Experts say that it is not enough to spend less — it is necessary to spend better, with planning, clear priorities, and evaluation of results. Without this, each real invested yields little.
Education: The Bottleneck that Prevents Growth
Perhaps the most visible obstacle lies in education. Brazil invests a share of GDP similar to that of Germany and even greater than that of the United States, Switzerland, and several emerging markets that have grown more.
But the results are weak. Very weak.
The country industrialized from the late 1940s to the 1960s with an educational delay. It built factories, but did not prepare people. To this day, it has not corrected this.
Underqualified workers earn less, have low productivity, and produce little value. This pulls the entire economy down.

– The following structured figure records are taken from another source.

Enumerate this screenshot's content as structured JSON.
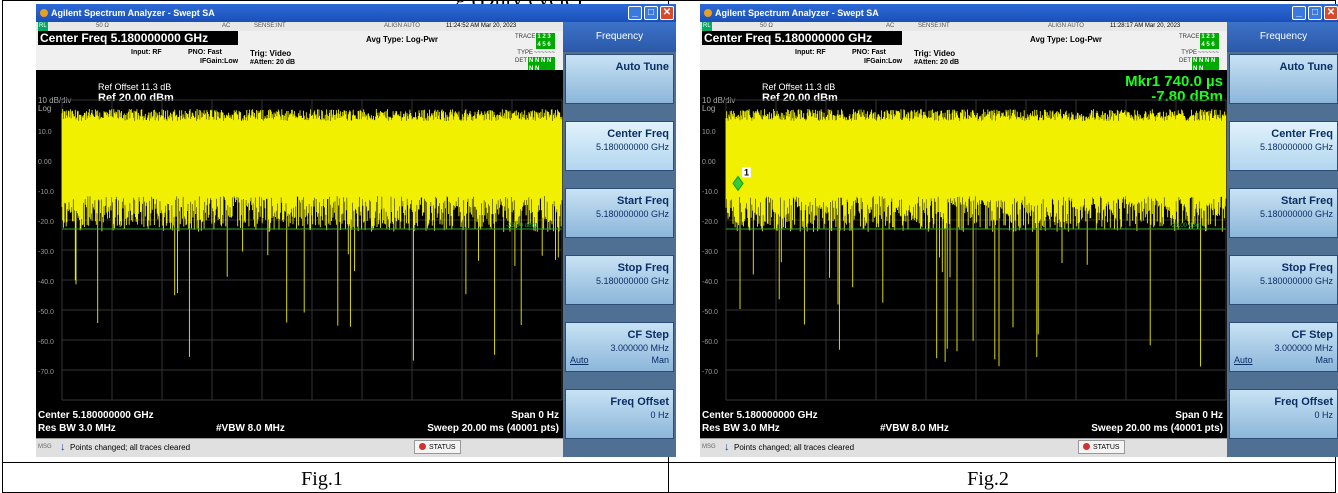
{
  "page_top_text": "g (Duty cycle)",
  "captions": [
    "Fig.1",
    "Fig.2"
  ],
  "screens": [
    {
      "window_title": "Agilent Spectrum Analyzer - Swept SA",
      "strip": {
        "rl": "RL",
        "ohm": "50 Ω",
        "ac": "AC",
        "sense": "SENSE:INT",
        "align": "ALIGN AUTO",
        "time": "11:24:52 AM Mar 20, 2023"
      },
      "center_freq_label": "Center Freq 5.180000000 GHz",
      "input": "Input: RF",
      "pno": "PNO: Fast",
      "ifgain": "IFGain:Low",
      "trig": "Trig: Video",
      "atten": "#Atten: 20 dB",
      "avg_type": "Avg Type: Log-Pwr",
      "trace_label": "TRACE",
      "trace_nums": "1 2 3 4 5 6",
      "type_label": "TYPE",
      "det_label": "DET",
      "det_val": "N N N N N N",
      "db_div": "10 dB/div",
      "log": "Log",
      "ref_offset": "Ref Offset 11.3 dB",
      "ref": "Ref 20.00 dBm",
      "marker": null,
      "marker_value": null,
      "y_ticks": [
        "10.0",
        "0.00",
        "-10.0",
        "-20.0",
        "-30.0",
        "-40.0",
        "-50.0",
        "-60.0",
        "-70.0"
      ],
      "bottom": {
        "center": "Center 5.180000000 GHz",
        "span": "Span 0 Hz",
        "rbw": "Res BW 3.0 MHz",
        "vbw": "#VBW 8.0 MHz",
        "sweep": "Sweep 20.00 ms (40001 pts)"
      },
      "status": {
        "msg": "MSG",
        "text": "Points changed; all traces cleared",
        "status": "STATUS"
      },
      "trigger_level_text": "-23.00 dBm"
    },
    {
      "window_title": "Agilent Spectrum Analyzer - Swept SA",
      "strip": {
        "rl": "RL",
        "ohm": "50 Ω",
        "ac": "AC",
        "sense": "SENSE:INT",
        "align": "ALIGN AUTO",
        "time": "11:28:17 AM Mar 20, 2023"
      },
      "center_freq_label": "Center Freq 5.180000000 GHz",
      "input": "Input: RF",
      "pno": "PNO: Fast",
      "ifgain": "IFGain:Low",
      "trig": "Trig: Video",
      "atten": "#Atten: 20 dB",
      "avg_type": "Avg Type: Log-Pwr",
      "trace_label": "TRACE",
      "trace_nums": "1 2 3 4 5 6",
      "type_label": "TYPE",
      "det_label": "DET",
      "det_val": "N N N N N N",
      "db_div": "10 dB/div",
      "log": "Log",
      "ref_offset": "Ref Offset 11.3 dB",
      "ref": "Ref 20.00 dBm",
      "marker": "Mkr1 740.0 µs",
      "marker_value": "-7.80 dBm",
      "marker_num": "1",
      "y_ticks": [
        "10.0",
        "0.00",
        "-10.0",
        "-20.0",
        "-30.0",
        "-40.0",
        "-50.0",
        "-60.0",
        "-70.0"
      ],
      "bottom": {
        "center": "Center 5.180000000 GHz",
        "span": "Span 0 Hz",
        "rbw": "Res BW 3.0 MHz",
        "vbw": "#VBW 8.0 MHz",
        "sweep": "Sweep 20.00 ms (40001 pts)"
      },
      "status": {
        "msg": "MSG",
        "text": "Points changed; all traces cleared",
        "status": "STATUS"
      },
      "trigger_level_text": "-23.00 dBm"
    }
  ],
  "menu": {
    "header": "Frequency",
    "keys": [
      {
        "label": "Auto Tune",
        "value": ""
      },
      {
        "label": "Center Freq",
        "value": "5.180000000 GHz"
      },
      {
        "label": "Start Freq",
        "value": "5.180000000 GHz"
      },
      {
        "label": "Stop Freq",
        "value": "5.180000000 GHz"
      },
      {
        "label": "CF Step",
        "value": "3.000000 MHz",
        "auto": "Auto",
        "man": "Man"
      },
      {
        "label": "Freq Offset",
        "value": "0 Hz"
      }
    ]
  },
  "colors": {
    "trace": "#f0f000",
    "trigger_line": "#2ea82e",
    "marker": "#1aff1a",
    "plot_bg": "#000000"
  }
}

World Bank data shows that Brazil invests a lot but reaps little. In contrast, Asian countries have shown that spending money wisely is just as important as spending. They grew because they were efficient. We did not.

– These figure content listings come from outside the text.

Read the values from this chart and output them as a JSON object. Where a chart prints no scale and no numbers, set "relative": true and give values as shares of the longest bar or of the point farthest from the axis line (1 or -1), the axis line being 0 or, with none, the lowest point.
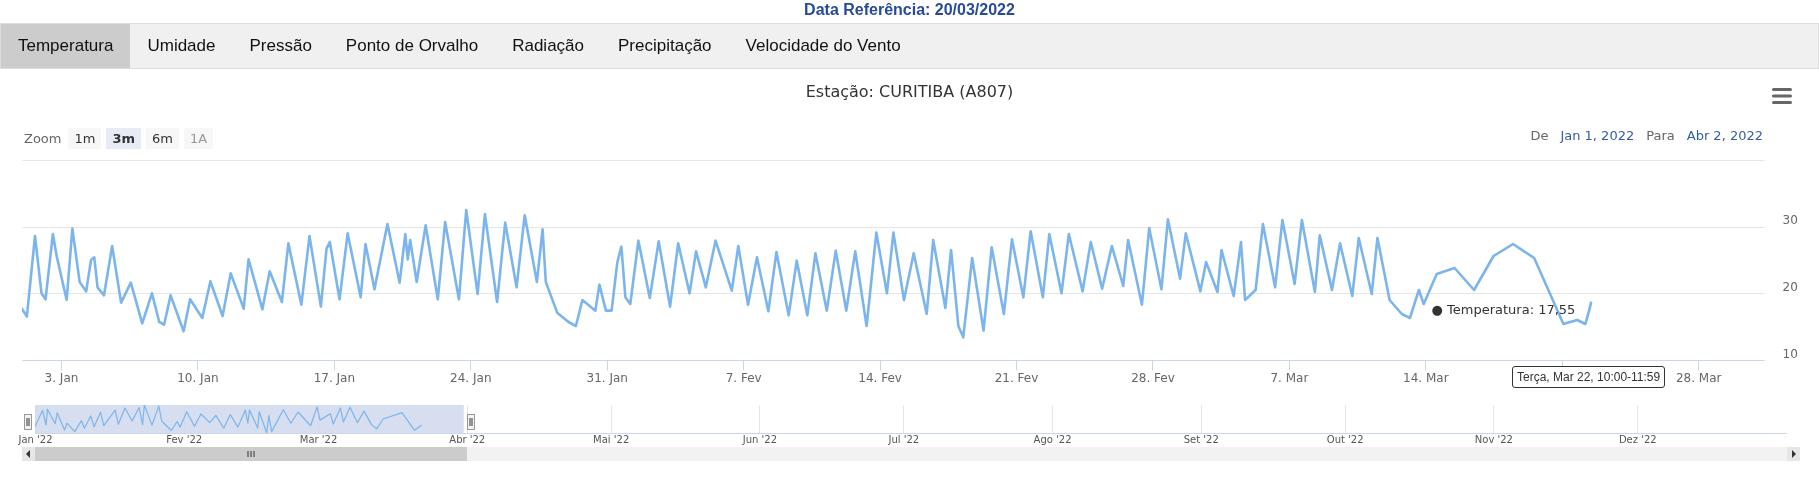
{
  "chart_data": [
    {
      "type": "other",
      "title": "Data Referência: 20/03/2022",
      "annotations": [
        "Temperatura",
        "Umidade",
        "Pressão",
        "Ponto de Orvalho",
        "Radiação",
        "Precipitação",
        "Velocidade do Vento"
      ]
    },
    {
      "type": "line",
      "title": "Estação: CURITIBA (A807)",
      "color": "#7cb5ec",
      "x": [
        "2022-01-01T00:00",
        "2022-01-01T06:00",
        "2022-01-01T16:00",
        "2022-01-02T00:00",
        "2022-01-02T05:00",
        "2022-01-02T14:00",
        "2022-01-02T19:00",
        "2022-01-03T07:00",
        "2022-01-03T14:00",
        "2022-01-03T23:00",
        "2022-01-04T07:00",
        "2022-01-04T13:00",
        "2022-01-04T17:00",
        "2022-01-04T21:00",
        "2022-01-05T05:00",
        "2022-01-05T15:00",
        "2022-01-06T02:00",
        "2022-01-06T14:00",
        "2022-01-07T04:00",
        "2022-01-07T16:00",
        "2022-01-08T01:00",
        "2022-01-08T07:00",
        "2022-01-08T15:00",
        "2022-01-09T07:00",
        "2022-01-09T15:00",
        "2022-01-10T06:00",
        "2022-01-10T16:00",
        "2022-01-11T07:00",
        "2022-01-11T17:00",
        "2022-01-12T09:00",
        "2022-01-12T15:00",
        "2022-01-13T08:00",
        "2022-01-13T17:00",
        "2022-01-14T08:00",
        "2022-01-14T16:00",
        "2022-01-15T08:00",
        "2022-01-15T18:00",
        "2022-01-16T08:00",
        "2022-01-16T15:00",
        "2022-01-16T19:00",
        "2022-01-17T07:00",
        "2022-01-17T17:00",
        "2022-01-18T09:00",
        "2022-01-18T15:00",
        "2022-01-19T02:00",
        "2022-01-19T18:00",
        "2022-01-20T09:00",
        "2022-01-20T16:00",
        "2022-01-20T19:00",
        "2022-01-20T22:00",
        "2022-01-21T06:00",
        "2022-01-21T17:00",
        "2022-01-22T08:00",
        "2022-01-22T17:00",
        "2022-01-23T10:00",
        "2022-01-23T19:00",
        "2022-01-24T09:00",
        "2022-01-24T18:00",
        "2022-01-25T09:00",
        "2022-01-25T19:00",
        "2022-01-26T09:00",
        "2022-01-26T19:00",
        "2022-01-27T10:00",
        "2022-01-27T17:00",
        "2022-01-27T21:00",
        "2022-01-28T11:00",
        "2022-01-29T01:00",
        "2022-01-29T10:00",
        "2022-01-29T18:00",
        "2022-01-30T10:00",
        "2022-01-30T15:00",
        "2022-01-30T23:00",
        "2022-01-31T06:00",
        "2022-01-31T13:00",
        "2022-01-31T18:00",
        "2022-01-31T23:00",
        "2022-02-01T05:00",
        "2022-02-01T15:00",
        "2022-02-02T05:00",
        "2022-02-02T16:00",
        "2022-02-03T06:00",
        "2022-02-03T16:00",
        "2022-02-04T06:00",
        "2022-02-04T14:00",
        "2022-02-05T02:00",
        "2022-02-05T14:00",
        "2022-02-06T10:00",
        "2022-02-06T18:00",
        "2022-02-07T06:00",
        "2022-02-07T17:00",
        "2022-02-08T07:00",
        "2022-02-08T17:00",
        "2022-02-09T08:00",
        "2022-02-09T18:00",
        "2022-02-10T07:00",
        "2022-02-10T17:00",
        "2022-02-11T07:00",
        "2022-02-11T18:00",
        "2022-02-12T07:00",
        "2022-02-12T18:00",
        "2022-02-13T08:00",
        "2022-02-13T20:00",
        "2022-02-14T09:00",
        "2022-02-14T17:00",
        "2022-02-15T06:00",
        "2022-02-15T18:00",
        "2022-02-16T10:00",
        "2022-02-16T18:00",
        "2022-02-17T09:00",
        "2022-02-17T16:00",
        "2022-02-18T01:00",
        "2022-02-18T07:00",
        "2022-02-18T18:00",
        "2022-02-19T08:00",
        "2022-02-19T18:00",
        "2022-02-20T09:00",
        "2022-02-20T19:00",
        "2022-02-21T09:00",
        "2022-02-21T18:00",
        "2022-02-22T09:00",
        "2022-02-22T17:00",
        "2022-02-23T08:00",
        "2022-02-23T17:00",
        "2022-02-24T10:00",
        "2022-02-24T20:00",
        "2022-02-25T10:00",
        "2022-02-25T22:00",
        "2022-02-26T12:00",
        "2022-02-26T18:00",
        "2022-02-27T11:00",
        "2022-02-27T20:00",
        "2022-02-28T11:00",
        "2022-02-28T19:00",
        "2022-03-01T10:00",
        "2022-03-01T17:00",
        "2022-03-02T11:00",
        "2022-03-02T18:00",
        "2022-03-03T08:00",
        "2022-03-03T13:00",
        "2022-03-04T04:00",
        "2022-03-04T13:00",
        "2022-03-04T18:00",
        "2022-03-05T07:00",
        "2022-03-05T16:00",
        "2022-03-06T07:00",
        "2022-03-06T16:00",
        "2022-03-07T07:00",
        "2022-03-07T16:00",
        "2022-03-08T08:00",
        "2022-03-08T14:00",
        "2022-03-09T05:00",
        "2022-03-09T15:00",
        "2022-03-10T06:00",
        "2022-03-10T14:00",
        "2022-03-11T06:00",
        "2022-03-11T13:00",
        "2022-03-12T04:00",
        "2022-03-12T19:00",
        "2022-03-13T05:00",
        "2022-03-13T16:00",
        "2022-03-13T22:00",
        "2022-03-14T14:00",
        "2022-03-15T12:00",
        "2022-03-16T12:00",
        "2022-03-17T12:00",
        "2022-03-18T12:00",
        "2022-03-19T14:00",
        "2022-03-21T02:00",
        "2022-03-21T19:00",
        "2022-03-22T05:00",
        "2022-03-22T10:00",
        "2022-03-22T12:00"
      ],
      "values": [
        17.7,
        16.5,
        28.6,
        20.0,
        19.1,
        28.9,
        25.4,
        19.0,
        29.7,
        21.7,
        20.3,
        25.0,
        25.4,
        20.9,
        19.7,
        27.1,
        18.6,
        21.6,
        15.5,
        20.0,
        15.7,
        15.3,
        19.7,
        14.3,
        19.1,
        16.3,
        21.8,
        16.6,
        23.0,
        17.7,
        25.1,
        17.6,
        23.3,
        18.7,
        27.5,
        18.3,
        28.6,
        18.0,
        26.7,
        27.7,
        19.1,
        29.0,
        19.4,
        27.4,
        20.6,
        30.4,
        21.6,
        28.9,
        25.1,
        28.0,
        21.7,
        30.2,
        19.1,
        30.7,
        19.1,
        32.5,
        19.9,
        31.9,
        18.7,
        30.6,
        20.9,
        31.7,
        21.7,
        29.6,
        21.7,
        17.1,
        15.7,
        15.1,
        19.0,
        17.4,
        21.3,
        17.4,
        17.4,
        24.6,
        27.0,
        19.4,
        18.4,
        27.9,
        19.3,
        27.8,
        18.0,
        27.5,
        20.0,
        26.3,
        20.9,
        27.9,
        20.4,
        27.1,
        18.3,
        25.4,
        17.3,
        26.2,
        16.7,
        24.9,
        16.7,
        26.0,
        17.4,
        26.4,
        17.4,
        26.3,
        15.1,
        29.1,
        20.0,
        29.1,
        19.0,
        26.0,
        16.9,
        28.0,
        17.8,
        26.5,
        15.1,
        13.4,
        25.3,
        14.4,
        26.9,
        16.9,
        28.1,
        19.4,
        29.3,
        19.4,
        28.9,
        20.0,
        28.9,
        20.3,
        27.7,
        20.7,
        27.1,
        21.1,
        28.0,
        18.3,
        29.8,
        20.6,
        31.1,
        22.2,
        29.0,
        20.3,
        24.7,
        20.2,
        26.5,
        19.6,
        27.7,
        19.0,
        20.5,
        30.4,
        20.9,
        31.0,
        21.4,
        31.0,
        20.2,
        28.7,
        20.5,
        27.5,
        19.6,
        28.3,
        19.9,
        28.3,
        19.0,
        16.9,
        16.3,
        20.5,
        18.4,
        22.9,
        23.8,
        20.5,
        25.6,
        27.4,
        25.3,
        15.4,
        16.0,
        15.4,
        17.55,
        18.6
      ],
      "xlim": [
        "2022-01-01T00:00",
        "2022-03-31T09:00"
      ],
      "xticks": [
        {
          "value": "2022-01-03",
          "label": "3. Jan"
        },
        {
          "value": "2022-01-10",
          "label": "10. Jan"
        },
        {
          "value": "2022-01-17",
          "label": "17. Jan"
        },
        {
          "value": "2022-01-24",
          "label": "24. Jan"
        },
        {
          "value": "2022-01-31",
          "label": "31. Jan"
        },
        {
          "value": "2022-02-07",
          "label": "7. Fev"
        },
        {
          "value": "2022-02-14",
          "label": "14. Fev"
        },
        {
          "value": "2022-02-21",
          "label": "21. Fev"
        },
        {
          "value": "2022-02-28",
          "label": "28. Fev"
        },
        {
          "value": "2022-03-07",
          "label": "7. Mar"
        },
        {
          "value": "2022-03-14",
          "label": "14. Mar"
        },
        {
          "value": "2022-03-21",
          "label": null
        },
        {
          "value": "2022-03-28",
          "label": "28. Mar"
        }
      ],
      "ylim": [
        10,
        40
      ],
      "yticks": [
        10,
        20,
        30,
        {
          "value": 40,
          "label": null
        }
      ],
      "grid": "y",
      "annotations": [
        "Zoom",
        "1m",
        "3m",
        "6m",
        "1A",
        "De",
        "Jan 1, 2022",
        "Para",
        "Abr 2, 2022",
        {
          "text": "● Temperatura: 17,55",
          "x": "2022-03-22T10:00",
          "y": 17.55
        },
        "Terça, Mar 22, 10:00-11:59"
      ]
    },
    {
      "type": "line",
      "color": "#7cb5ec",
      "x": [
        "2022-01-01T00:00",
        "2022-01-02T14:00",
        "2022-01-03T07:00",
        "2022-01-03T14:00",
        "2022-01-05T05:00",
        "2022-01-05T15:00",
        "2022-01-07T04:00",
        "2022-01-07T16:00",
        "2022-01-09T07:00",
        "2022-01-10T16:00",
        "2022-01-11T07:00",
        "2022-01-12T15:00",
        "2022-01-13T08:00",
        "2022-01-14T16:00",
        "2022-01-15T08:00",
        "2022-01-17T17:00",
        "2022-01-18T09:00",
        "2022-01-19T18:00",
        "2022-01-21T06:00",
        "2022-01-22T17:00",
        "2022-01-23T10:00",
        "2022-01-23T19:00",
        "2022-01-25T09:00",
        "2022-01-26T19:00",
        "2022-01-27T10:00",
        "2022-01-29T10:00",
        "2022-01-30T15:00",
        "2022-01-31T06:00",
        "2022-02-01T15:00",
        "2022-02-03T06:00",
        "2022-02-04T14:00",
        "2022-02-06T10:00",
        "2022-02-07T17:00",
        "2022-02-09T08:00",
        "2022-02-10T17:00",
        "2022-02-12T07:00",
        "2022-02-13T20:00",
        "2022-02-14T09:00",
        "2022-02-14T17:00",
        "2022-02-16T10:00",
        "2022-02-16T18:00",
        "2022-02-18T07:00",
        "2022-02-18T18:00",
        "2022-02-19T08:00",
        "2022-02-21T18:00",
        "2022-02-23T08:00",
        "2022-02-24T20:00",
        "2022-02-27T11:00",
        "2022-02-28T19:00",
        "2022-03-01T10:00",
        "2022-03-03T13:00",
        "2022-03-04T04:00",
        "2022-03-05T16:00",
        "2022-03-06T07:00",
        "2022-03-07T16:00",
        "2022-03-09T05:00",
        "2022-03-10T14:00",
        "2022-03-12T04:00",
        "2022-03-13T05:00",
        "2022-03-14T14:00",
        "2022-03-18T12:00",
        "2022-03-21T02:00",
        "2022-03-22T12:00"
      ],
      "values": [
        0.23,
        0.81,
        0.29,
        0.85,
        0.33,
        0.72,
        0.11,
        0.35,
        0.05,
        0.44,
        0.17,
        0.61,
        0.22,
        0.74,
        0.26,
        0.82,
        0.31,
        0.89,
        0.43,
        0.91,
        0.3,
        1,
        0.28,
        0.96,
        0.43,
        0.09,
        0.41,
        0.21,
        0.76,
        0.24,
        0.68,
        0.37,
        0.63,
        0.17,
        0.66,
        0.21,
        0.82,
        0.35,
        0.82,
        0.18,
        0.76,
        0,
        0.62,
        0.05,
        0.83,
        0.35,
        0.75,
        0.26,
        0.93,
        0.46,
        0.69,
        0.32,
        0.89,
        0.39,
        0.92,
        0.37,
        0.78,
        0.29,
        0.15,
        0.5,
        0.73,
        0.1,
        0.27
      ],
      "relative": true,
      "xlim": [
        "2022-01-01",
        "2023-01-01"
      ],
      "xticks": [
        {
          "value": "2022-01-01",
          "label": "Jan '22"
        },
        {
          "value": "2022-02-01",
          "label": "Fev '22"
        },
        {
          "value": "2022-03-01",
          "label": "Mar '22"
        },
        {
          "value": "2022-04-01",
          "label": "Abr '22"
        },
        {
          "value": "2022-05-01",
          "label": "Mai '22"
        },
        {
          "value": "2022-06-01",
          "label": "Jun '22"
        },
        {
          "value": "2022-07-01",
          "label": "Jul '22"
        },
        {
          "value": "2022-08-01",
          "label": "Ago '22"
        },
        {
          "value": "2022-09-01",
          "label": "Set '22"
        },
        {
          "value": "2022-10-01",
          "label": "Out '22"
        },
        {
          "value": "2022-11-01",
          "label": "Nov '22"
        },
        {
          "value": "2022-12-01",
          "label": "Dez '22"
        }
      ],
      "grid": "x",
      "bands": [
        {
          "axis": "x",
          "from": "2022-01-01",
          "to": "2022-03-31T09:00",
          "color": "#ccd6eb"
        }
      ]
    }
  ]
}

Low Productivity, Lack of Innovation
This low productivity appears in the global scenario. South Korea, China, and India have created multinational giants — Samsung, Hyundai, Huawei, TikTok — that have conquered the planet. Brazil has not created anything like that.
Fearing competition, the country opted to close itself off. It created barriers, tariffs, rules, and protectionism. Foreign products come in slowly, and ours also go out slowly. However, excessive protection leads to complacency. Without competition, there is no pressure for innovation.

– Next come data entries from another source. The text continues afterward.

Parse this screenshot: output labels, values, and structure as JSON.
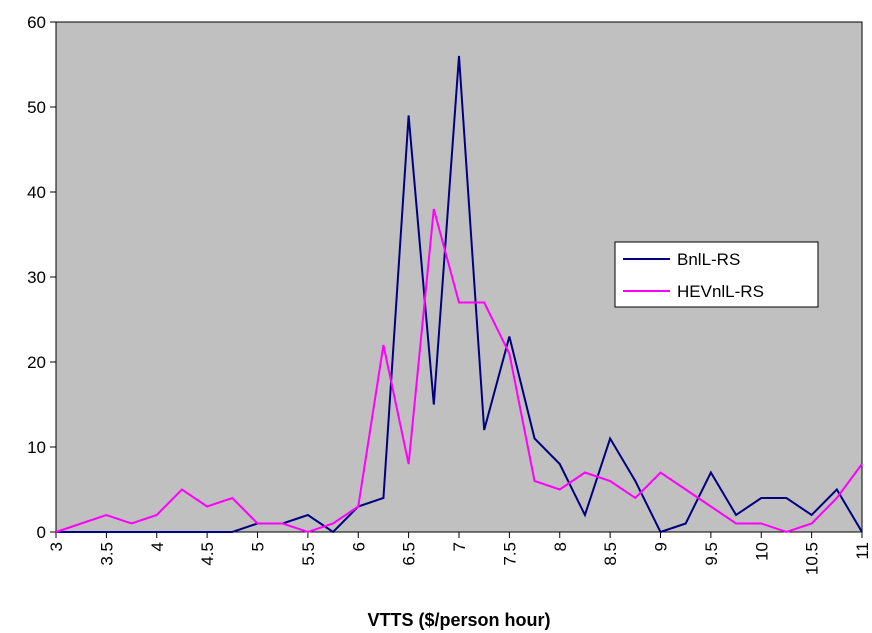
{
  "chart_data": {
    "type": "line",
    "x_label": "VTTS ($/person hour)",
    "x": [
      3,
      3.25,
      3.5,
      3.75,
      4,
      4.25,
      4.5,
      4.75,
      5,
      5.25,
      5.5,
      5.75,
      6,
      6.25,
      6.5,
      6.75,
      7,
      7.25,
      7.5,
      7.75,
      8,
      8.25,
      8.5,
      8.75,
      9,
      9.25,
      9.5,
      9.75,
      10,
      10.25,
      10.5,
      10.75,
      11
    ],
    "series": [
      {
        "name": "BnlL-RS",
        "color": "#000080",
        "values": [
          0,
          0,
          0,
          0,
          0,
          0,
          0,
          0,
          1,
          1,
          2,
          0,
          3,
          4,
          49,
          15,
          56,
          12,
          23,
          11,
          8,
          2,
          11,
          6,
          0,
          1,
          7,
          2,
          4,
          4,
          2,
          5,
          0
        ]
      },
      {
        "name": "HEVnlL-RS",
        "color": "#ff00ff",
        "values": [
          0,
          1,
          2,
          1,
          2,
          5,
          3,
          4,
          1,
          1,
          0,
          1,
          3,
          22,
          8,
          38,
          27,
          27,
          21,
          6,
          5,
          7,
          6,
          4,
          7,
          5,
          3,
          1,
          1,
          0,
          1,
          4,
          8
        ]
      }
    ],
    "xlim": [
      3,
      11
    ],
    "xticks": [
      3,
      3.5,
      4,
      4.5,
      5,
      5.5,
      6,
      6.5,
      7,
      7.5,
      8,
      8.5,
      9,
      9.5,
      10,
      10.5,
      11
    ],
    "ylim": [
      0,
      60
    ],
    "yticks": [
      0,
      10,
      20,
      30,
      40,
      50,
      60
    ],
    "grid": false,
    "plot_background": "#c0c0c0",
    "legend_position": "right"
  }
}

While the world is forming trade agreements and integrating, Brazil remains isolated. Mercosur is moving slowly and not opening doors. This is costly: lost markets, technology that does not arrive, productivity that does not grow.
The Cost of Living in Isolation
This strategy of closing itself off from the world has left deep marks. The national industry does not face real competitors, and therefore, does not improve. There is a lack of modernization, scale, technology, and productivity.
With low exports and little openness to imports, the economy moves in circles. The result is a lukewarm, costly, and uncompetitive market. While the rest of the planet competes for space, Brazil watches from the sidelines.
Reforms as a Turning Point
To break this cycle, experts advocate for deep structural reforms. The pension system has undergone changes but still consumes a large share of the budget.
The administrative reform could reduce personnel costs and make the state lighter. The recently approved tax reform promises to simplify rules, eliminate distortions, and create predictability for businesses. If it works, it could improve the economic environment and attract new investments.
With balanced accounts, interest rates could fall. Lower rates make credit cheaper, increase investments, and create jobs. It is the beginning of a virtuous cycle that Brazil has never managed to sustain for long.
Education as the Foundation of the Future
But even with reforms, nothing will work if education remains stagnant. Without qualified labor, there is no innovation. Without innovation, there is no productivity. Without productivity, there is no growth.
Young people need technical, scientific, and technological training to face market challenges. Only then will the country be able to compete with other emerging economies.
Asian countries have shown that this approach works. They made productivity leaps because they invested in quality education applicable to development.
Brazil needs to do the same — spend better, focus on what yields returns, demand results. Only then will investments turn into real progress.
A Collective and Courageous Effort
There is no magic solution. There is no silver bullet. It will take political courage, planning, and joint effort. Government, businesses, investors, civil society, and the judiciary will have to pull in the same direction.
We have been in worse situations, it is true. But we are still far from what we could be.
If the country aligns its accounts, invests efficiently, and opens up to the world, it may finally leave behind the chicken flights and build true growth — firm, continuous, and for all.
The road is long. But it exists. And it is waiting to be traveled.